Defense of human rights must extend to the science lab, argues Detroit archbishop

Archbishop Allen Vigneron
Archbishop Allen Vigneron


Following the University of Michigan's announcement of a new embryonic stem cell line, Archbishop Allen Vigneron spoke out against the dangers of putting “human hands on the switch of life and death,” arguing that the protection of life “must extend to the laboratory.”

In an Oct. 3 editorial for the Detroit Free Press, Archbishop Vigneron began by stating that he “started out as an embryo.”

“So did you and everyone else who shares this planet with us,” he noted. “And there is great significance to this irrefutable fact beyond the shared experience.”

“Each human embryo is unique – it does not have the same DNA of the mother or father.
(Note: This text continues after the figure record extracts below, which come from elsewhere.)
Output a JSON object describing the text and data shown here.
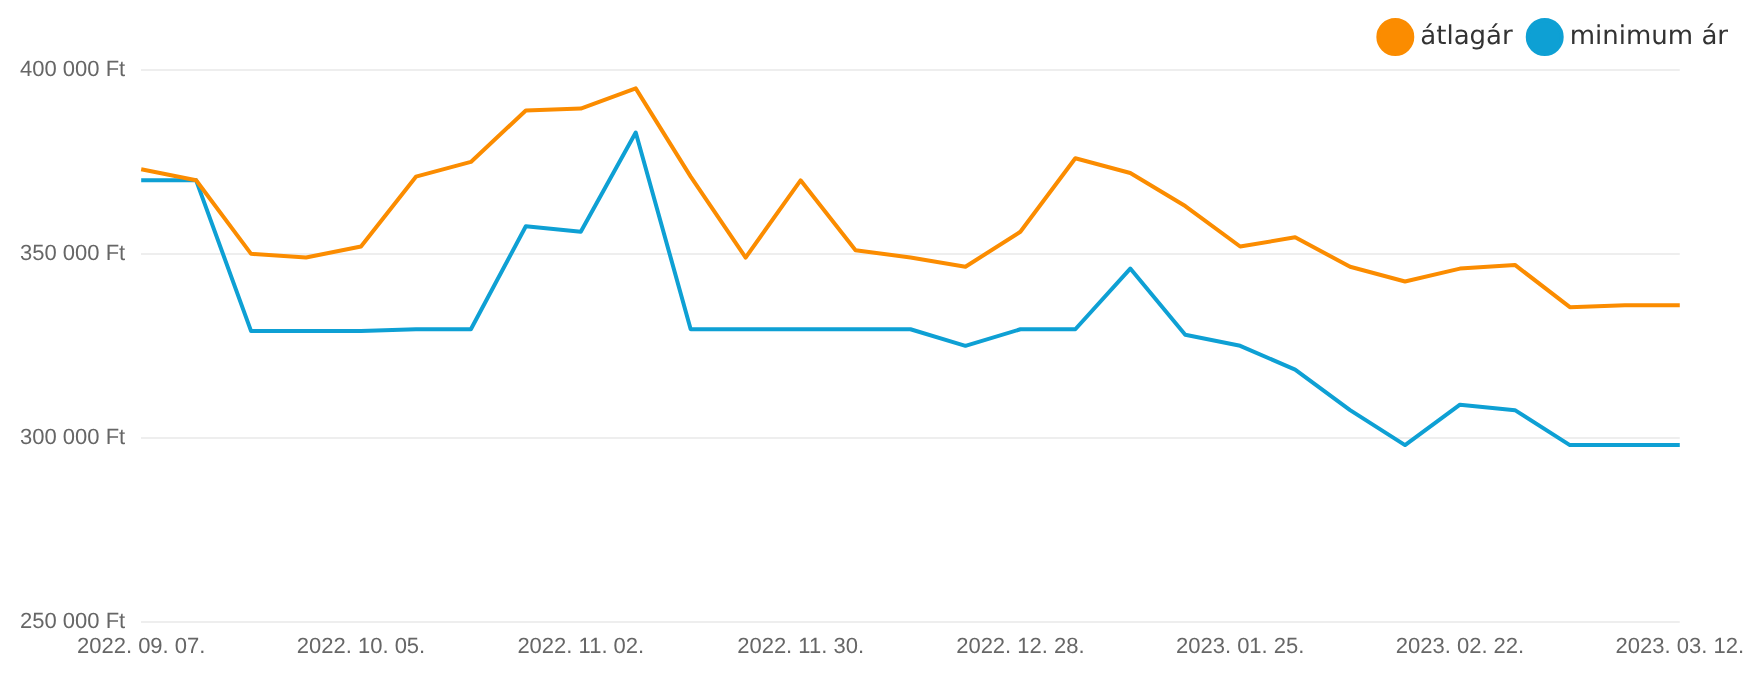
{
  "chart_data": {
    "type": "line",
    "categories": [
      "2022. 09. 07.",
      null,
      null,
      null,
      "2022. 10. 05.",
      null,
      null,
      null,
      "2022. 11. 02.",
      null,
      null,
      null,
      "2022. 11. 30.",
      null,
      null,
      null,
      "2022. 12. 28.",
      null,
      null,
      null,
      "2023. 01. 25.",
      null,
      null,
      null,
      "2023. 02. 22.",
      null,
      null,
      null,
      "2023. 03. 12."
    ],
    "series": [
      {
        "name": "átlagár",
        "color": "#fb8c00",
        "values": [
          373000,
          370000,
          350000,
          349000,
          352000,
          371000,
          375000,
          389000,
          389500,
          395000,
          371000,
          349000,
          370000,
          351000,
          349000,
          346500,
          356000,
          376000,
          372000,
          363000,
          352000,
          354500,
          346500,
          342500,
          346000,
          347000,
          335500,
          336000,
          336000
        ]
      },
      {
        "name": "minimum ár",
        "color": "#0ea0d4",
        "values": [
          370000,
          370000,
          329000,
          329000,
          329000,
          329500,
          329500,
          357500,
          356000,
          383000,
          329500,
          329500,
          329500,
          329500,
          329500,
          325000,
          329500,
          329500,
          346000,
          328000,
          325000,
          318500,
          307500,
          298000,
          309000,
          307500,
          298000,
          298000,
          298000
        ]
      }
    ],
    "ylim": [
      250000,
      400000
    ],
    "yticks": [
      {
        "value": 250000,
        "label": "250 000 Ft"
      },
      {
        "value": 300000,
        "label": "300 000 Ft"
      },
      {
        "value": 350000,
        "label": "350 000 Ft"
      },
      {
        "value": 400000,
        "label": "400 000 Ft"
      }
    ],
    "grid": "y",
    "legend": "top right",
    "marker": "none",
    "line_style": "solid"
  }
}
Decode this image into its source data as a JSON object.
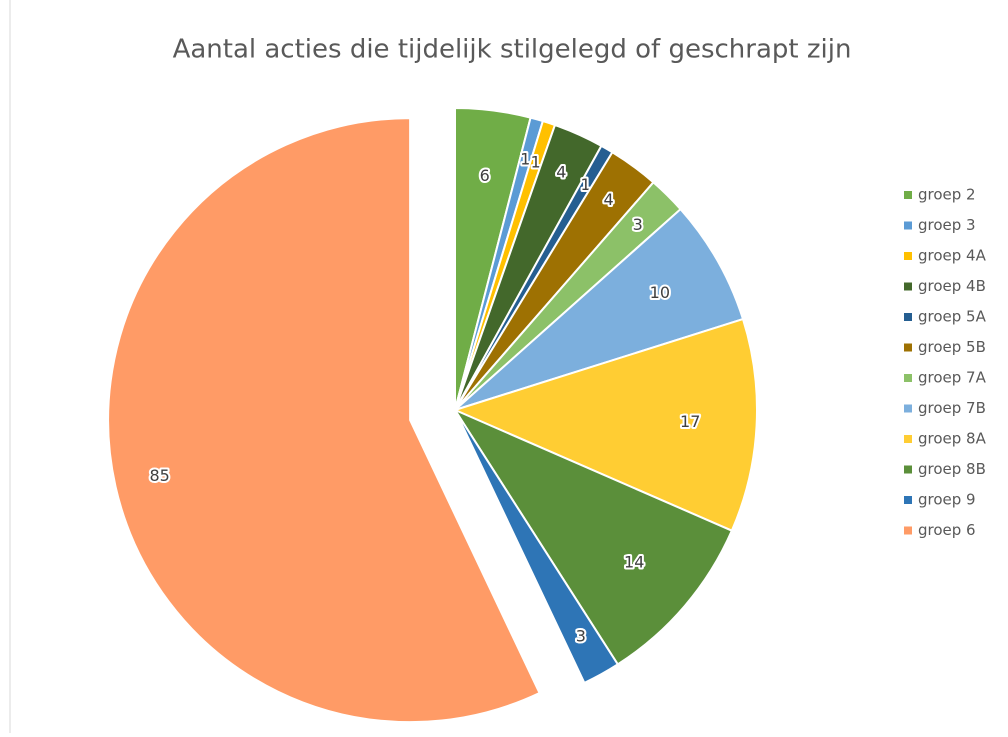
{
  "chart_data": {
    "type": "pie",
    "title": "Aantal acties die tijdelijk stilgelegd of geschrapt zijn",
    "categories": [
      "groep 2",
      "groep 3",
      "groep 4A",
      "groep 4B",
      "groep 5A",
      "groep 5B",
      "groep 7A",
      "groep 7B",
      "groep 8A",
      "groep 8B",
      "groep 9",
      "groep 6"
    ],
    "values": [
      6,
      1,
      1,
      4,
      1,
      4,
      3,
      10,
      17,
      14,
      3,
      85
    ],
    "colors": [
      "#70ad47",
      "#5b9bd5",
      "#ffc000",
      "#43682b",
      "#255e91",
      "#9e7102",
      "#8cc168",
      "#7cafdd",
      "#ffcd33",
      "#5b8f3a",
      "#2e75b6",
      "#ff9b66"
    ],
    "legend": "right"
  }
}
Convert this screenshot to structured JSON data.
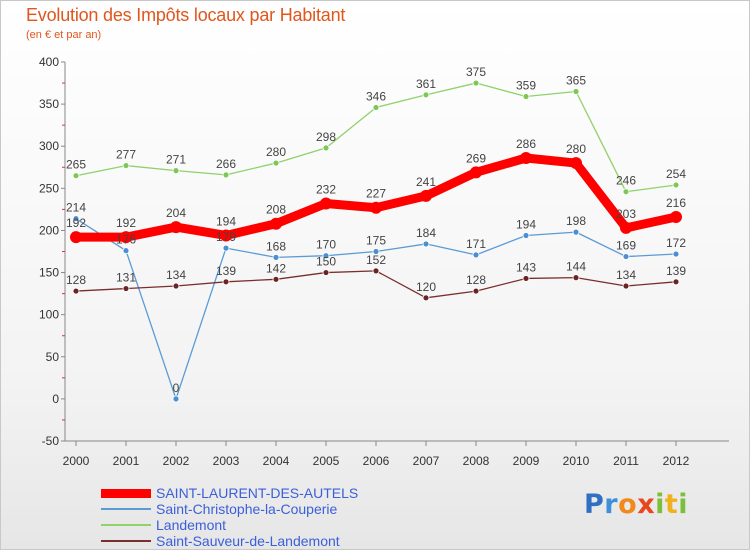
{
  "title": "Evolution des Impôts locaux par Habitant",
  "subtitle": "(en € et par an)",
  "logo": "Proxiti",
  "chart_data": {
    "type": "line",
    "title": "Evolution des Impôts locaux par Habitant",
    "subtitle": "(en € et par an)",
    "xlabel": "",
    "ylabel": "",
    "ylim": [
      -50,
      400
    ],
    "yticks": [
      -50,
      0,
      50,
      100,
      150,
      200,
      250,
      300,
      350,
      400
    ],
    "grid": false,
    "legend_position": "bottom-left",
    "x": [
      "2000",
      "2001",
      "2002",
      "2003",
      "2004",
      "2005",
      "2006",
      "2007",
      "2008",
      "2009",
      "2010",
      "2011",
      "2012"
    ],
    "series": [
      {
        "name": "SAINT-LAURENT-DES-AUTELS",
        "color": "#ff0000",
        "values": [
          192,
          192,
          204,
          194,
          208,
          232,
          227,
          241,
          269,
          286,
          280,
          203,
          216
        ]
      },
      {
        "name": "Saint-Christophe-la-Couperie",
        "color": "#5b9bd5",
        "values": [
          214,
          176,
          0,
          179,
          168,
          170,
          175,
          184,
          171,
          194,
          198,
          169,
          172
        ]
      },
      {
        "name": "Landemont",
        "color": "#8fd16b",
        "values": [
          265,
          277,
          271,
          266,
          280,
          298,
          346,
          361,
          375,
          359,
          365,
          246,
          254
        ]
      },
      {
        "name": "Saint-Sauveur-de-Landemont",
        "color": "#7a2e2e",
        "values": [
          128,
          131,
          134,
          139,
          142,
          150,
          152,
          120,
          128,
          143,
          144,
          134,
          139
        ]
      }
    ],
    "point_labels": [
      [
        "192",
        "192",
        "204",
        "194",
        "208",
        "232",
        "227",
        "241",
        "269",
        "286",
        "280",
        "203",
        "216"
      ],
      [
        "214",
        "176",
        "0",
        "179",
        "168",
        "170",
        "175",
        "184",
        "171",
        "194",
        "198",
        "169",
        "172"
      ],
      [
        "265",
        "277",
        "271",
        "266",
        "280",
        "298",
        "346",
        "361",
        "375",
        "359",
        "365",
        "246",
        "254"
      ],
      [
        "128",
        "131",
        "134",
        "139",
        "142",
        "150",
        "152",
        "120",
        "128",
        "143",
        "144",
        "134",
        "139"
      ]
    ]
  }
}
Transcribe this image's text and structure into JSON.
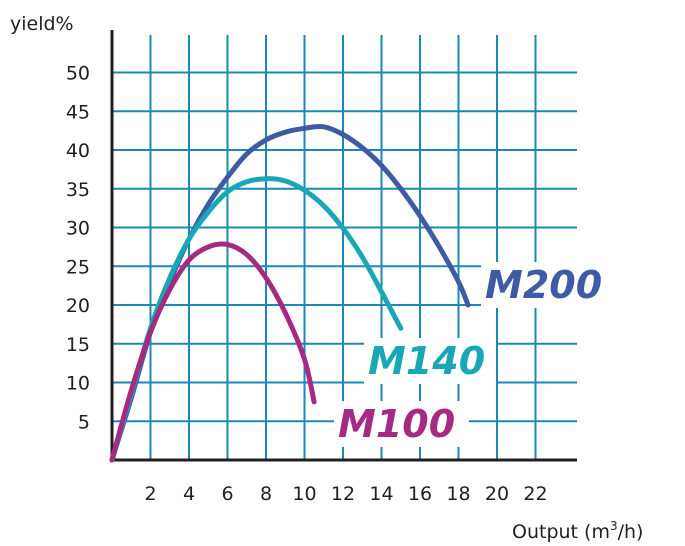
{
  "chart_data": {
    "type": "line",
    "ylabel": "yield%",
    "xlabel": "Output (m",
    "xlabel_sup": "3",
    "xlabel_end": "/h)",
    "xlim": [
      0,
      24
    ],
    "ylim": [
      0,
      51
    ],
    "x_ticks": [
      2,
      4,
      6,
      8,
      10,
      12,
      14,
      16,
      18,
      20,
      22
    ],
    "y_ticks": [
      5,
      10,
      15,
      20,
      25,
      30,
      35,
      40,
      45,
      50
    ],
    "grid": true,
    "grid_color": "#1a88b8",
    "series": [
      {
        "name": "M200",
        "color": "#3e5ba3",
        "points": [
          [
            0,
            0
          ],
          [
            1,
            8
          ],
          [
            2,
            16.5
          ],
          [
            3,
            23
          ],
          [
            4,
            28.5
          ],
          [
            5,
            33
          ],
          [
            6,
            36.5
          ],
          [
            7,
            39.5
          ],
          [
            8,
            41.3
          ],
          [
            9,
            42.3
          ],
          [
            10,
            42.8
          ],
          [
            11,
            43
          ],
          [
            12,
            42
          ],
          [
            13,
            40.3
          ],
          [
            14,
            38
          ],
          [
            15,
            35
          ],
          [
            16,
            31.5
          ],
          [
            17,
            27.5
          ],
          [
            18,
            23
          ],
          [
            18.5,
            20
          ]
        ]
      },
      {
        "name": "M140",
        "color": "#1aa7b5",
        "points": [
          [
            0,
            0
          ],
          [
            1,
            8.5
          ],
          [
            2,
            17
          ],
          [
            3,
            23.5
          ],
          [
            4,
            28.5
          ],
          [
            5,
            32
          ],
          [
            6,
            34.6
          ],
          [
            7,
            35.9
          ],
          [
            8,
            36.3
          ],
          [
            9,
            36
          ],
          [
            10,
            34.8
          ],
          [
            11,
            32.8
          ],
          [
            12,
            29.9
          ],
          [
            13,
            26.2
          ],
          [
            14,
            21.7
          ],
          [
            15,
            17
          ]
        ]
      },
      {
        "name": "M100",
        "color": "#a52a82",
        "points": [
          [
            0,
            0
          ],
          [
            1,
            9
          ],
          [
            2,
            16.5
          ],
          [
            3,
            22
          ],
          [
            4,
            25.8
          ],
          [
            5,
            27.5
          ],
          [
            6,
            27.8
          ],
          [
            7,
            26.5
          ],
          [
            8,
            23.5
          ],
          [
            9,
            19
          ],
          [
            10,
            13
          ],
          [
            10.5,
            7.5
          ]
        ]
      }
    ]
  }
}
That cell not only becomes us, it is us.”

The prelate continued by saying that this “reality is critical context as the World Stem Cell Summit meets in Detroit,” adding that progress “in research on umbilical cord blood cells and adult stem cells is to be saluted and supported.”

“Patients and advocates alike can look to the growing number of cures and treatments discovered through research that does not destroy the living human embryo,” he underscored. “Conversely, experiments on human embryonic stem cells deserve our scrutiny and scorn. If not us, who will speak for our fellow citizens-to-be?”

“We are blessed to live in a country with some of the most extraordinary founding documents in history,” the archbishop added. “If, indeed, we believe we were 'created equal,' doesn't that belief extend to the indefensible living embryo in a petri dish?”

“'Unalienable rights' means they can't be taken away by the state.”

“Embryonic stem cell researchers will attest that it is imperative to preserve an embryo because it is a living cell,” he wrote. “It is after the living embryo is preserved with its human DNA signature that it is dissected, cloned, destroyed or discarded. True democracy is built on life, not death.”

Archbishop Vigneron then warned that ours “is not the first country or culture to selectively pursue a moral calculus that justifies taking a life to enable scientific experiments. We know from sad experience that dangers follow when we put human hands on the switch of life and death.”

“Embryos are the genesis of human life, and it is morally unacceptable to intentionally destroy them, even if the scientist is trying to cure a debilitating disease or parents are responding to a difficult challenge in their family life,” he stated in his concluding remarks. “The country we live in defends human rights at home and abroad. That defense must extend to the laboratory.”